Hi, my name is Carlos Barros. I was born, raised, and lived a good part of my adult life in Brazil. In late 2011, I received an offer to come work in the United States. I took the offer and moved here in early 2012. Two years later I married my lovely wife, Lilia, who is also from Brazil. We have a beautiful son, and a daughter on the way. I spent 3 years in the freezing cold weather of Chicago before moving to the desert heat of Arizona, where I spent the next 7 years. Now, I’ve embarked on another cross-country journey, this time to Florida, where I plan on staying for the foreseeable future.
Although I write about personal finance, I have no finance background whatsoever. I’m a software engineer. I spent the first 3 years of my career developing software for missiles and satellites but then decided to switch to web development. That’s what I still do these days. I also run a deal and coupon website that I started in Brazil, right before moving to the U.S.
I’ve always been interested in personal finance and have taken good care of my money. I’ve been tracking pretty much every penny that comes in and out of my bank accounts since 2010. I’m a natural saver but I had never been a good investor until I found out about Bogleheads.org and started listening to the ChooseFI podcast sometime in 2018. From that moment, investing became
an obsession a passion of mine. I listened to hundreds of podcast episodes (mostly from ChooseFI) and spent (and I still do) more hours than I dare to estimate reading everything I could about investing, from books to blogs to forums.
A New Financial Environment
When I first moved to the United States, I thought I had a good grasp on finances in general. After all, I had a small business, a rental property, some small investments, and did my own taxes back home! As time passed I started to realize things in this country were very different than what I was used to.
For starters, I grew used to an environment where interest rates hovered around 10% a year. Investing meant leaving your money in a savings account, CD, or some fixed income fund your bank would sell you. If you were a little more adventurous, you would buy physical assets like land and/or properties. The stock market, at least for me, was some complicated and extremely risky thing, akin to gambling. I had never considered investing a penny into it. I don’t need to tell you that the environment I found myself in when I moved to the U.S. was pretty much the opposite.
Retirement was also a sticky point for me. I had been conditioned to just pay for our version of Social Security directly from my paycheck. That was about it. I did have the option to purchase private retirement plans on my own if I wanted to, but those were (and still are) horrible investment vehicles you purchase from banks/insurance companies. For this reason, I never bothered with it. It took me way too long to understand all the available retirement plans/accounts I had available in the U.S. and to fully appreciate their benefits.
And then there are taxes! Who doesn’t love them? Federal income tax, state income tax, and all the fun stuff that goes with it. As most people do, I hired a CPA to do my taxes for the first few years. I would give them my W2 and 1099s and not worry too much about it. But that changed when I got married and decided to switch CPAs. I learned the hard way how far the U.S. tax system can reach, with its worldwide income tax policy, and how harsh the penalties can get.

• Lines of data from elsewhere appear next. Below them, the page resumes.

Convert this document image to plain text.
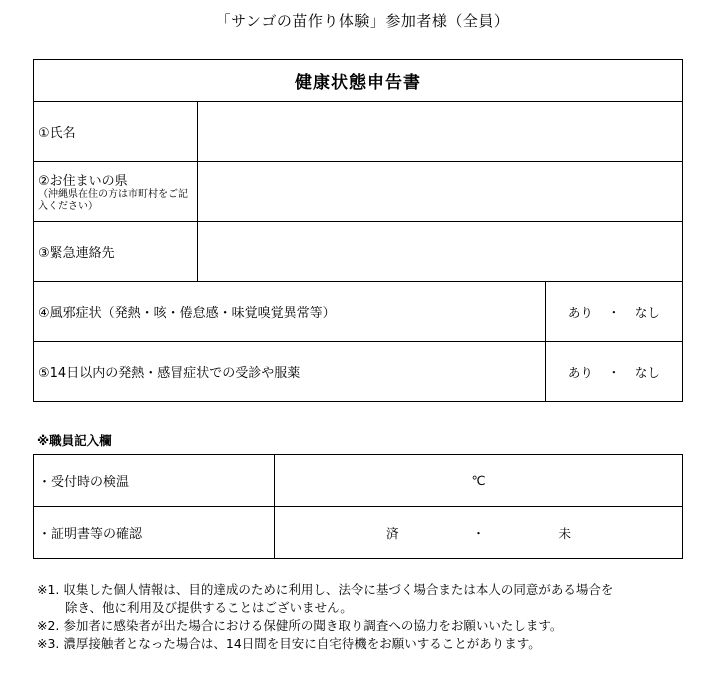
「サンゴの苗作り体験」参加者様（全員）
健康状態申告書		
①氏名		
②お住まいの県
（沖縄県在住の方は市町村をご記入ください）		

③緊急連絡先		
④風邪症状（発熱・咳・倦怠感・味覚嗅覚異常等）		あり ・ なし
⑤14日以内の発熱・感冒症状での受診や服薬		あり ・ なし
※職員記入欄
・受付時の検温	℃
・証明書等の確認	済 ・ 未
※1. 収集した個人情報は、目的達成のために利用し、法令に基づく場合または本人の同意がある場合を
除き、他に利用及び提供することはございません。
※2. 参加者に感染者が出た場合における保健所の聞き取り調査への協力をお願いいたします。
※3. 濃厚接触者となった場合は、14日間を目安に自宅待機をお願いすることがあります。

Throughout the years I have learned a lot but I also left so much money on the table (and flat out lost it at times) for not understanding the new system I was subject to. Looking back, I wish I had someone explain to me how all this worked so that I didn’t have to learn it by my own mistakes.
The goal of this blog is to be just that. To serve as a source of information for people who, like me, immigrated to this wonderful country that is the United States, and are trying to learn how to manage their financial lives in a new country. Throughout this blog I use my own experiences, things I went through, to talk about money topics I believe everyone new to this country should be aware of. If I can help at least one person not to make the same mistakes, I’d consider this blog a success!
Keep in mind that I’m not a lawyer, financial advisor, tax professional, nor an expert in any of the topics I talk about. Always seek appropriate professional advice before implementing anything you read here.
Oh, and in case you’re wondering what AlienMoolah means: alien is a person who is not a citizen or national of a given country. In the U.S. specifically, all immigrants (and visitors for that matter) are officially called aliens. And moolah is just another name for money.